More than meets the eye!


We don't know it any differently: Husqvarna and Stihl house brand applications are (mostly) orange, Bosch power tools are green for consumers and blue for professionals, high voltage applications can be RAL2003 orange (!), Phoenix Contact connectors are often green (and all sorts of other colours) and most electrical fuses are RAL7035 light grey.

It often seems so simple to produce these Colours in a variety of materials, such as paints, lacquers and plastics.
In the world of plastics, many specialists focus on product properties and process settings. And rightly so, because materials must be stable, strong, or flame-retardant, among other things. Processes must be (cost-)efficient, safe, repeatable, and reproducible with minimal use of raw materials, water and energy.

While an average plastics production company has at least 4 Product and Process Technologists, there's often only one Colour Specialist. On the one hand, this makes sense, as "Colour" is the umbrella term applicable to all types of plastics in development and production, but on the other, it also reflects the importance given to it.

In my experience, the Colour Specialist rarely participates in the various product and process discussions. Designers only consider the required Colour for the application at the very end. R&D programs usually focus solely on new products or optimising existing production processes, and Colour is taken for granted: if everything else is good, Colour will be good too (and if not, the Colour Specialist will have to resolve it).
And only since I started weColLaborate have I been invited by companies, often newcomers, but also experienced companies, in the field of Colour, to help improve their Colour competency and Colour processes.

My motto is that Colour is an integrated part of R&D and Production…and that means, in my opinion, that you need at least two Colour Specialists!

Because it's more than meets the eye, consider where Colour plays a role:
Which plastic? ...The reactivity of polymer or other raw materials with pigments and dyes requires knowledge of (technological) chemistry and processes.
What Colour should it be, light grey or high-chromatic red? ...The thermal or oxidative stability of engineering plastics, in relation to material properties, is routinely researched in various programs, but rarely in combination with the most visual material property, Colour, and the selection of relevant pigments and dyes.
How will the plastic be produced, how will it be injection moulded or 3D printed? …There are all sorts of studies on glass fiber distribution and tensile strength (or Charpy), temperature and its influence on viscosity, screw geometry and homogeneity, temperature and cycle time versus crystallinity and flow behaviour, but the variation in inorganic/organic pigments and dyes is rarely considered. It is that, for example, nigrosine has a huge influence on crystallisation (and therefore cycle time) and UL even requires an "all-color" listing, but otherwise Colour as a parameter would disappear here as well. Colour is the sum of all possible variations in raw materials and processes, so,  do you have the specialists in-house to interpret this effectively and precisely?
And, not unimportantly, what specifications are requested by customers? …In my experience, Colour specifications are very important to customers, while meeting the other specifications is almost a given (the material is selected based on that). However, does Sales and Marketing engage in a technical discussion with the customer about the Colour specifications? For example, whether the request is relevant and/or feasible?

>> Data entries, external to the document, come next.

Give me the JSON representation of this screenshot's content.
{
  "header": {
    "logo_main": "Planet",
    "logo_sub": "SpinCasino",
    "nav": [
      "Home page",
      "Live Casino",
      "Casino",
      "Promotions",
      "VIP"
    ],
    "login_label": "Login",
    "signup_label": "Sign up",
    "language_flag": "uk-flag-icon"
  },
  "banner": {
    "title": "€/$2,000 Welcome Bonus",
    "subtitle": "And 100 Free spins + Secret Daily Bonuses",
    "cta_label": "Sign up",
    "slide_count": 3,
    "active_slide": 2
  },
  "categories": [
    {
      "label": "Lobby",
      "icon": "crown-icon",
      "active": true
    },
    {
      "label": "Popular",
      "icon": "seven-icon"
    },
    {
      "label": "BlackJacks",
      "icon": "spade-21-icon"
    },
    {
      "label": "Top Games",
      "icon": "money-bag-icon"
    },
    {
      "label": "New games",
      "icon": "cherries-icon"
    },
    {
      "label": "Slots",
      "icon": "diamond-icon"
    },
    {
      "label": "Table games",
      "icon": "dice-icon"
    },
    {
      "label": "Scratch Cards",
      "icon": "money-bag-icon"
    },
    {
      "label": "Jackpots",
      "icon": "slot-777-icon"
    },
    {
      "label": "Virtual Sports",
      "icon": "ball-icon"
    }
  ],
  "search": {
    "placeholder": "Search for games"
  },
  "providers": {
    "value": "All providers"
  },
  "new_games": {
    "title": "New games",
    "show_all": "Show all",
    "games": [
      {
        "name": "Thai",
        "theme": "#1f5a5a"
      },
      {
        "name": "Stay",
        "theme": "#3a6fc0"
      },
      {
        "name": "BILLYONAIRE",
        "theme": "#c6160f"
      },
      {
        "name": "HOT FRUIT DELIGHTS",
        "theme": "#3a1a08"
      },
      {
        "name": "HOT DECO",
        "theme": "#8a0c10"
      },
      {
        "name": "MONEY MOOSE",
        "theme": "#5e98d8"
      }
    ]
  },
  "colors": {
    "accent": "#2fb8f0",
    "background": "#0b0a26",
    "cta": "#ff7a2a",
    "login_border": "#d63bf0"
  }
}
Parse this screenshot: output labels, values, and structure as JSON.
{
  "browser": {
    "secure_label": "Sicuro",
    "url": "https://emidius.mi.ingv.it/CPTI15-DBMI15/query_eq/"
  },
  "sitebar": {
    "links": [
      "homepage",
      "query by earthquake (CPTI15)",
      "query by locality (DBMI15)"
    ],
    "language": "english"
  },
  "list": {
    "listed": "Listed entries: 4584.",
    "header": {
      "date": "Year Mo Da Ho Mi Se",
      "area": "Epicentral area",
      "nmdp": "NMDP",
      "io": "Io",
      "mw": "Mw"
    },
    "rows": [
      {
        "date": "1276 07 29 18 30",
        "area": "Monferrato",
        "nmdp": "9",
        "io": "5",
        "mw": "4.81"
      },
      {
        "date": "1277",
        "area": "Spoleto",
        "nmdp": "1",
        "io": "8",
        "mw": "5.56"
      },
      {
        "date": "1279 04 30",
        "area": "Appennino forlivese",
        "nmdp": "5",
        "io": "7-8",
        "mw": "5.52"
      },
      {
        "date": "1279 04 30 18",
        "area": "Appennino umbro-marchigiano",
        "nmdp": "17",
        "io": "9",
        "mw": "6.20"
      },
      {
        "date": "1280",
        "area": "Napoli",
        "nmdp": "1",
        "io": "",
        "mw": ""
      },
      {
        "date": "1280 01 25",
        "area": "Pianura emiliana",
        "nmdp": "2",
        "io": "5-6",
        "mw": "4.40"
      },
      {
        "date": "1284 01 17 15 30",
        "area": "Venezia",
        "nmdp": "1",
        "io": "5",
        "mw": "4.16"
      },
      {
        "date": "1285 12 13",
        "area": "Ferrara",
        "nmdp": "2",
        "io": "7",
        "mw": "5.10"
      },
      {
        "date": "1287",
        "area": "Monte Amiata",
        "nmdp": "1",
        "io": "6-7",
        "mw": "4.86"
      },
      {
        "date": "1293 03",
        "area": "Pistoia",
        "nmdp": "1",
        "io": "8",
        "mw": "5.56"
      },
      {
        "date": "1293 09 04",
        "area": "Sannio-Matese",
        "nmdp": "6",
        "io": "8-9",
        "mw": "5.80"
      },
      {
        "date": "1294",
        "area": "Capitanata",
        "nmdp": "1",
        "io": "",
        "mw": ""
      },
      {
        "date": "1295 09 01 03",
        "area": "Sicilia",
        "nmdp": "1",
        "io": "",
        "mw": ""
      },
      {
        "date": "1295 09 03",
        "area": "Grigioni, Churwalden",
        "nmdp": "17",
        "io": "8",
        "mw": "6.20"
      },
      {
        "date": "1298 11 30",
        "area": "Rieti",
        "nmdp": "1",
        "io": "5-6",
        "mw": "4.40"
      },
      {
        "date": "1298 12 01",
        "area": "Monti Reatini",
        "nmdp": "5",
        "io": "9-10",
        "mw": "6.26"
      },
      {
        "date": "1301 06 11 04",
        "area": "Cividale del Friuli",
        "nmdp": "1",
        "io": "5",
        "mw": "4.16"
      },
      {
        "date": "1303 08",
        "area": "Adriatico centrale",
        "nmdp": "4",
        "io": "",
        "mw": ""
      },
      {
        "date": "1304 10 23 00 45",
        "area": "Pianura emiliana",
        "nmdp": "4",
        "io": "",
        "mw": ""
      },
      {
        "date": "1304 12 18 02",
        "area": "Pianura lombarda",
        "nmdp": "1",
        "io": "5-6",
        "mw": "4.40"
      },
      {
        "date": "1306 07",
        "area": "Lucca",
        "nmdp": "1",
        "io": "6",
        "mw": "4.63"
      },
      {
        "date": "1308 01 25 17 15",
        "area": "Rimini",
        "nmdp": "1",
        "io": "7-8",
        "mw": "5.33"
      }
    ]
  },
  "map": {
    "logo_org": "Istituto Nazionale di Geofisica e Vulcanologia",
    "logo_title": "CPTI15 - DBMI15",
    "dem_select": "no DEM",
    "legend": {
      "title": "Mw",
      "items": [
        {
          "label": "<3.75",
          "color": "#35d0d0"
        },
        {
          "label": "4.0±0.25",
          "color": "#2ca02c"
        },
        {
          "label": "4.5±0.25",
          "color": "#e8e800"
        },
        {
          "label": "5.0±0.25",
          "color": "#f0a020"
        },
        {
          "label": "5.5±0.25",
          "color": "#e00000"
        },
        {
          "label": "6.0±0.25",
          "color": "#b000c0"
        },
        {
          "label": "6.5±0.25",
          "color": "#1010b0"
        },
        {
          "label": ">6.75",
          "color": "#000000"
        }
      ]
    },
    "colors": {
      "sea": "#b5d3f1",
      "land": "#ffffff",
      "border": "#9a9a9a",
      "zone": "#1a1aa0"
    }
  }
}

The property Colour and, among others, the L*a*b* Colour parameters include order, standardisation (CIE and ISO), scientific and mathematical models – For the selection of pigments and colourants, knowledge and expertise of chemistry is essential to develop a stable (thermic/oxidative, UV/Light) recipe for each material – In the compounding of Engineering Plastics, Colour is a parameter that not only says something about the quality of the colourants and recipe, but also about the production process itself.
In short: whether it concerns analytical and organic chemistry or (product/process) technology, in the development and production of any material, Colour is a characteristic that should not be underestimated.

Colour often (still) seems a necessary evil rather than a feature that truly demonstrates your technological prowess. There are of course exceptions, like Polycarbonate, where Colour is high on the agenda, and things have improved somewhat in recent years for the other Engineering Plastics materials, driven in part by the "new mobility" of highly chromatic Colours like RAL2003. However, it all needs to be more integrated and taken seriously.

We need to lose the historically "narrow-minded" view of Colour for Engineering Plastics and start seeing Colour as a (chemical) technology. This requires specialists with knowledge and experience, well-trained Colourists and Laboratory technicians for implementation and analysis, and Colour as a full-fledged property in the Quality and Management System.